2. Deconvolute data using any of a number of available programs for this purpose. Examples include the Xtract module from Thermo Xcalibur software and MS-Deconv (freely available at http://bix.ucsd.edu/projects/msdeconv/).

3. Use proper software to search the deconvoluted data. The traditional Mascot license can analyze intact molecules up to 16kDa, making it suitable for intact histone proteins. Other software tools can be used, such as ProSightPC (Thermo) or the freely available MS-Align+ (Liu et al., 2012). Use a database containing all of the histone protein sequences, including variants. Select the modifications of interest as variable PTMs.

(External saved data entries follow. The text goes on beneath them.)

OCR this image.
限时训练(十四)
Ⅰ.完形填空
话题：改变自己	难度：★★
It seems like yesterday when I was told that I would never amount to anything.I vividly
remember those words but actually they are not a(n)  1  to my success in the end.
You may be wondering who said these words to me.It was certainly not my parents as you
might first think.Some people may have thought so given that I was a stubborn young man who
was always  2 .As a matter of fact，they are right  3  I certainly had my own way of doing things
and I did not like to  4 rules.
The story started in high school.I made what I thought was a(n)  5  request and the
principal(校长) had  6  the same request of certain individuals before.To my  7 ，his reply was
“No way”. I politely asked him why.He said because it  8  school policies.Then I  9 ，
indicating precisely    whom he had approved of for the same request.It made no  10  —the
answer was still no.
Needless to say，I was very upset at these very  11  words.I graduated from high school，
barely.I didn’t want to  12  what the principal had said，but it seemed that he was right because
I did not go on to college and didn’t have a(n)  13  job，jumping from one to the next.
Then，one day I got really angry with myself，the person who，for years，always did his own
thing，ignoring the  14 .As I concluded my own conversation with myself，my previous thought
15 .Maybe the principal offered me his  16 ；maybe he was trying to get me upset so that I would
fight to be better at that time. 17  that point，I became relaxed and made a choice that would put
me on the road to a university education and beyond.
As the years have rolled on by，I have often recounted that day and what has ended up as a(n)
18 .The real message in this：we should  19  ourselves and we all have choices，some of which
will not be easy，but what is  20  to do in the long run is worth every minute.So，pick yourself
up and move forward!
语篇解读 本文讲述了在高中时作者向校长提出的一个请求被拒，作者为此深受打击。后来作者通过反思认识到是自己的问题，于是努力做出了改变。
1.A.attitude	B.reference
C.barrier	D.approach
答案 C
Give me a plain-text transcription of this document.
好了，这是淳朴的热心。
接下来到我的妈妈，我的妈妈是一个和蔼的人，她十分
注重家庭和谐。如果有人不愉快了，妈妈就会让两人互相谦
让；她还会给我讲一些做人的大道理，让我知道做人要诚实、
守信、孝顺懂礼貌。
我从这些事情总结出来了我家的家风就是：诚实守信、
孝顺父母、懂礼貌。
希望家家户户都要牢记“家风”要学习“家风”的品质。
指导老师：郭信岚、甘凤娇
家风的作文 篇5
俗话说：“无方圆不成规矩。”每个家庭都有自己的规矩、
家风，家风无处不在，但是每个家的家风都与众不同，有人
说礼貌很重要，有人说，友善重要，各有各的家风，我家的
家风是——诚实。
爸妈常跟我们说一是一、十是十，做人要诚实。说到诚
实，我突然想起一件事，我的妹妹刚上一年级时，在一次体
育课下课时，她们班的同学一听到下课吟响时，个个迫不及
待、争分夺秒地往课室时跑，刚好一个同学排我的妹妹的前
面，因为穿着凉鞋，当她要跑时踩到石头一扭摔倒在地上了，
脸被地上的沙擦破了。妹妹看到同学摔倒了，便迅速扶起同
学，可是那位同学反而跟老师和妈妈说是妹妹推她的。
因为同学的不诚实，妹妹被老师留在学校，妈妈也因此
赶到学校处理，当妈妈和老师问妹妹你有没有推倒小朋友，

   Note: manual validation of the results will be necessary, as all software are not optimized for heavily modified proteins such as histones. In order to achieve a confident localization for a given PTM it is necessary to have specific fragment ions between two possible modifiable sites, confirming on which amino acid residue the modification is localized (Fig. 6B/C). Software will provide the “most probable” localization of the PTMs, but they rarely provide a score describing whether another localization for a given modification is equally probable. isoScale slim is applicable for this purpose, as previously illustrated for middle-down (section 5.4). However, it demands result files from Mascot.